Congressman Erlpe John Amante said a law aimed at forcing miners to process raw minerals before export could take two years to be enacted, while miners deserved a five-year grace period before mandatory domestic processing took effect.

News last week of the proposed legislation has unsettled the nickel market, which was caught off guard when Indonesia banned nickel ore exports in January. Nickel jumped 7 percent in four sessions to Monday’s close and is up 41 percent this year.

The Philippines currently supplies China with virtually all of the nickel ore that it uses to make nickel pig iron, a raw material used by steelmakers, following the Indonesian ban.

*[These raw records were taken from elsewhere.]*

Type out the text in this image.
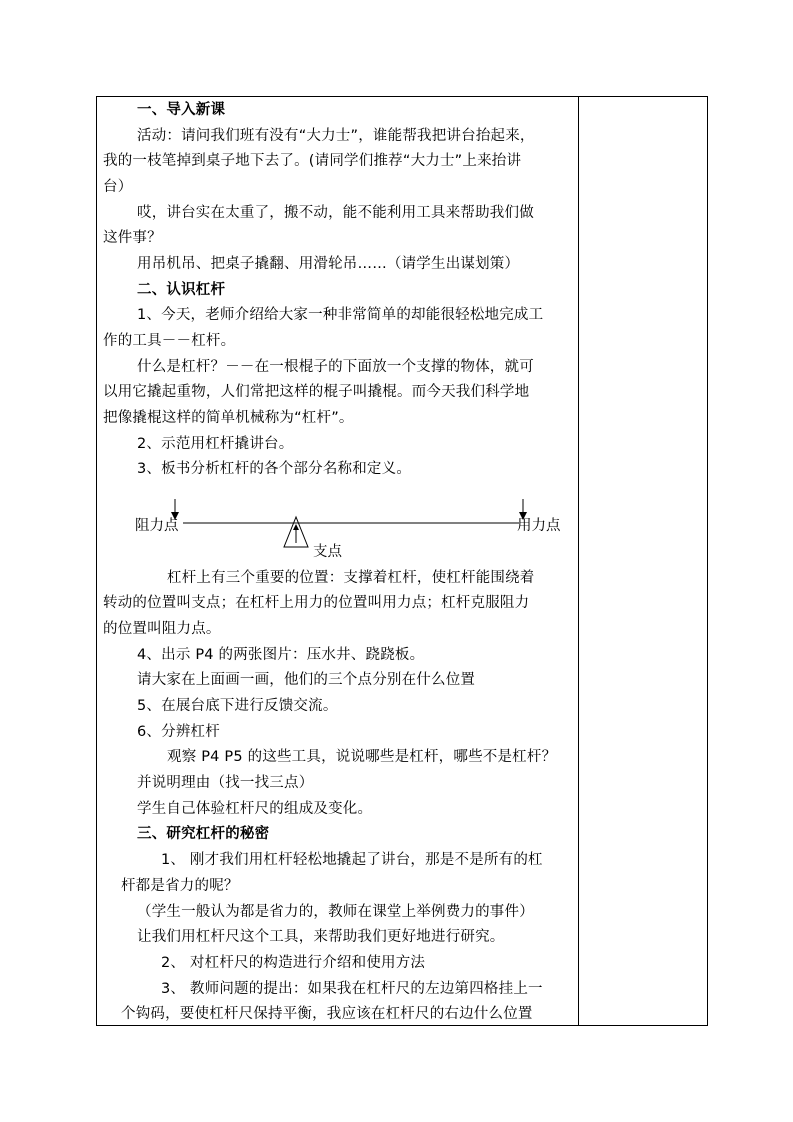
一、导入新课
活动：请问我们班有没有“大力士”，谁能帮我把讲台抬起来，
我的一枝笔掉到桌子地下去了。(请同学们推荐“大力士”上来抬讲
台）
哎，讲台实在太重了，搬不动，能不能利用工具来帮助我们做
这件事？
用吊机吊、把桌子撬翻、用滑轮吊……（请学生出谋划策）
二、认识杠杆
1、今天，老师介绍给大家一种非常简单的却能很轻松地完成工
作的工具－－杠杆。
什么是杠杆？－－在一根棍子的下面放一个支撑的物体，就可
以用它撬起重物，人们常把这样的棍子叫撬棍。而今天我们科学地
把像撬棍这样的简单机械称为“杠杆”。
2、示范用杠杆撬讲台。
3、板书分析杠杆的各个部分名称和定义。
阻力点	用力点
支点
杠杆上有三个重要的位置：支撑着杠杆，使杠杆能围绕着
转动的位置叫支点；在杠杆上用力的位置叫用力点；杠杆克服阻力
的位置叫阻力点。
4、出示 P4 的两张图片：压水井、跷跷板。
请大家在上面画一画，他们的三个点分别在什么位置
5、在展台底下进行反馈交流。
6、分辨杠杆
观察 P4 P5 的这些工具，说说哪些是杠杆，哪些不是杠杆？
并说明理由（找一找三点）
学生自己体验杠杆尺的组成及变化。
三、研究杠杆的秘密
1、 刚才我们用杠杆轻松地撬起了讲台，那是不是所有的杠
杆都是省力的呢？
（学生一般认为都是省力的，教师在课堂上举例费力的事件）
让我们用杠杆尺这个工具，来帮助我们更好地进行研究。
2、 对杠杆尺的构造进行介绍和使用方法
3、 教师问题的提出：如果我在杠杆尺的左边第四格挂上一
个钩码，要使杠杆尺保持平衡，我应该在杠杆尺的右边什么位置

Amante said the Philippines could triple its revenue from mineral exports if his bill, which was filed in July and has been approved at the committee stage in the lower chamber of Congress, becomes law. A matching bill was filed in the upper house Senate in late August.

“We’ve started the ball rolling so I’m very hopeful with the timeline,” he said in an interview with Reuters in his office in Congress, adding that he hoped the bill would become law within two years.

The bill, which has government support, does not contain a timeframe for a ban on mineral exports, but Amante said he believed miners should be given a five-year grace period that would be implemented by regulation.

“I think five years will be fair enough for investors to put up processing plants,” he said.

Indonesia passed similar legislation in 2009 but many miners did not prepare for the ban in the belief that the government would back down.

“If we’re talking about seven years until it is actually implemented, this will certainly take some of the upward pressure out of the nickel price,” said Stephen Briggs, metals analyst with BNP Paribas in London.